Фантазия моя избегает точных подробностей обстановки, чтобы (хотя бы и самим собой) не быть уличенным в некомпетентности. Ни одного яркого пятна: желтоватое освещение, серые платья, бесцветная мебель. Постепенно начинают прорисовываться детали: в комнате находится множество (пятнадцать - двадцать - двадцать пять) женщин, которые сидят и что-то шьют. Меня вроде бы и замечают, но не придают особого значения оборванному пареньку: не здороваются со мною и не спрашивают о цели моего визита. Господин, с которым я сюда зашёл, изредка посматривает на меня, но больше занят, по всей видимости, инспекцией работы своих швей: подходит к ним, смотрит на получающиеся платья.
- Как тебя зовут, сорванец? - наконец обращается он ко мне, правда, глядит при этом куда-то в самый дальний и темный угол, усаживаясь за стол, на котором стоит тусклая масляная (осторожно позволяю себе эту деталь в своем воображении) лампа.
- Коленька, сэр. - отвечает мальчишка.
- Что за странное имя тебе дали при рождении? Откуда ты родом?

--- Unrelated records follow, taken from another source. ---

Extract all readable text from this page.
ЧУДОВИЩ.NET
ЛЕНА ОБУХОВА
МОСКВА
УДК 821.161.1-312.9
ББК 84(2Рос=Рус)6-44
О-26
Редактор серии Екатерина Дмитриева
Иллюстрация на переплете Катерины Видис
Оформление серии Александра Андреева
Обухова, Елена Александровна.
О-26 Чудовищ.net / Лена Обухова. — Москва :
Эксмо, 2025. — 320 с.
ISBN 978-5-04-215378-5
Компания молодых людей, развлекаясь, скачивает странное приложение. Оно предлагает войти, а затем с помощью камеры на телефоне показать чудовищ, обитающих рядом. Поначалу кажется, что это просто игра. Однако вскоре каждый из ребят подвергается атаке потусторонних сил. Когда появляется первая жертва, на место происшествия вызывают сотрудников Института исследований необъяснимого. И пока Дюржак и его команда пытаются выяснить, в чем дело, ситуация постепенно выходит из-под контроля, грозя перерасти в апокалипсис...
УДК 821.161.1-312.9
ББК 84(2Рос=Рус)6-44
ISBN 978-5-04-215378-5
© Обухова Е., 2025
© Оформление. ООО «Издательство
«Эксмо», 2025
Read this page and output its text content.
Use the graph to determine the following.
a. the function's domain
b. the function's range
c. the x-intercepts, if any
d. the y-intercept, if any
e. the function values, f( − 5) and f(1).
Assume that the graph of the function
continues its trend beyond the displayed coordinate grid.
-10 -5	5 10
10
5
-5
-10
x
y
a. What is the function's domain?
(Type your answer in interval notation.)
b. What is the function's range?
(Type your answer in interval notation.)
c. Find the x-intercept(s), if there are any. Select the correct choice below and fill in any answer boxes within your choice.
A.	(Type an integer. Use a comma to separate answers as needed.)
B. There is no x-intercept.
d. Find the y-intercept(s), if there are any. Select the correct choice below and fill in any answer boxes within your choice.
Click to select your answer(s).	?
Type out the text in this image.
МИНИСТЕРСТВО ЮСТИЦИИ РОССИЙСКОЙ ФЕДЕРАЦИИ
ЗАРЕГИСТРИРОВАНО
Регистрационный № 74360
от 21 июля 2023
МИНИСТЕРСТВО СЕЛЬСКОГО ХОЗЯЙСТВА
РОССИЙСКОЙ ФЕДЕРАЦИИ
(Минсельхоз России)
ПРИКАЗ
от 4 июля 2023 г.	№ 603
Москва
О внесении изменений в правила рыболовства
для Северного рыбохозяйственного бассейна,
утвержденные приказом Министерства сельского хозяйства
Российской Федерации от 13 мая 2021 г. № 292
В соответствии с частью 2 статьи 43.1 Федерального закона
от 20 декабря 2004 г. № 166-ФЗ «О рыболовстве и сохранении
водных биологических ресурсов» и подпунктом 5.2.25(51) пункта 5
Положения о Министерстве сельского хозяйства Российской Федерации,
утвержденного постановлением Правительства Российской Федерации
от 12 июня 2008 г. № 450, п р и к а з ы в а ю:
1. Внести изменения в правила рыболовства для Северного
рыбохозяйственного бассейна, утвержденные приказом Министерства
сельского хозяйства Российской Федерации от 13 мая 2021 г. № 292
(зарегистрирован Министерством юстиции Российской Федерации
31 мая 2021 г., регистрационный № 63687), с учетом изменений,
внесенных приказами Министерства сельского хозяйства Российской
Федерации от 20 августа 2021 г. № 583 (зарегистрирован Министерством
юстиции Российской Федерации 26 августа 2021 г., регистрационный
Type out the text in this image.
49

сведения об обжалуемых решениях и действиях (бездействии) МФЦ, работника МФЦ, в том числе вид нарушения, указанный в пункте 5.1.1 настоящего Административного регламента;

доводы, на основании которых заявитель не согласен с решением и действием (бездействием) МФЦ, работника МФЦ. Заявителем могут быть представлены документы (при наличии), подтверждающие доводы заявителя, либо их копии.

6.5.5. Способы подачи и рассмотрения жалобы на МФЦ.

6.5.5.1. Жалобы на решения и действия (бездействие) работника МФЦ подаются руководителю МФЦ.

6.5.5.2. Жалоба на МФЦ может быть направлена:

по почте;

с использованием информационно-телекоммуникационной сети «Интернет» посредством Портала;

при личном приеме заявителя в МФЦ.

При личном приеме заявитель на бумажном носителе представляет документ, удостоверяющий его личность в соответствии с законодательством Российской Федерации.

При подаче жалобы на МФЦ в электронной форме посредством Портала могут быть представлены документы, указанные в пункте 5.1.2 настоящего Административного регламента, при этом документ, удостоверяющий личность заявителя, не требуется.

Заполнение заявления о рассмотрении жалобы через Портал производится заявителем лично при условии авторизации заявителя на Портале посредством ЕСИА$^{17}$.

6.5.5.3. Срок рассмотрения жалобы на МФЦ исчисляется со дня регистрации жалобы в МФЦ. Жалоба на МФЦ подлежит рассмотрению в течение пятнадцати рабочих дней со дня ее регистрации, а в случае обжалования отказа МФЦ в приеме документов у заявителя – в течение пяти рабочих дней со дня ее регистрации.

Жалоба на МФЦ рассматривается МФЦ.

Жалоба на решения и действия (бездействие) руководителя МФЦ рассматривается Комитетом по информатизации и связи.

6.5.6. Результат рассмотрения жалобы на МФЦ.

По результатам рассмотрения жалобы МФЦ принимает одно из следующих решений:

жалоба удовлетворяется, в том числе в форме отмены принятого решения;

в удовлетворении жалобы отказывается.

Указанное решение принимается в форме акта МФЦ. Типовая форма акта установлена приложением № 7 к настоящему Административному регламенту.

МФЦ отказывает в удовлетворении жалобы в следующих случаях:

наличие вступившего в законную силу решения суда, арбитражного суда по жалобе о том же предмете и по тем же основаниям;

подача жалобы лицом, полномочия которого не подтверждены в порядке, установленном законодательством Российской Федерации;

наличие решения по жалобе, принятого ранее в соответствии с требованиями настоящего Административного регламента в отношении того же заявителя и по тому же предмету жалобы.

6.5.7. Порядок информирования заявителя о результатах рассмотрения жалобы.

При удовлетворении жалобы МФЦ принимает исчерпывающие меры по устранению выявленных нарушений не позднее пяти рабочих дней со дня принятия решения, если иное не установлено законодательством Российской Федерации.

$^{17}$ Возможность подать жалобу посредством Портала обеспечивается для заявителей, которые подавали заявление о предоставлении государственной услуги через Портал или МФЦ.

- Я не знаю, сэр. Я всю жизнь живу на улице.
- Воруешь?
- Сэр, мне доводилось голодать по несколько дней, довольствуясь лишь тем, что господа выбрасывают за ненадобностью… - мальчик как будто бы готов расплакаться. - Я не смею обманывать вас: да, я много раз воровал всякую еду у нерасторопных лавочников, но это только чтобы не умереть, сэр... Я умею зарабатывать и честным трудом.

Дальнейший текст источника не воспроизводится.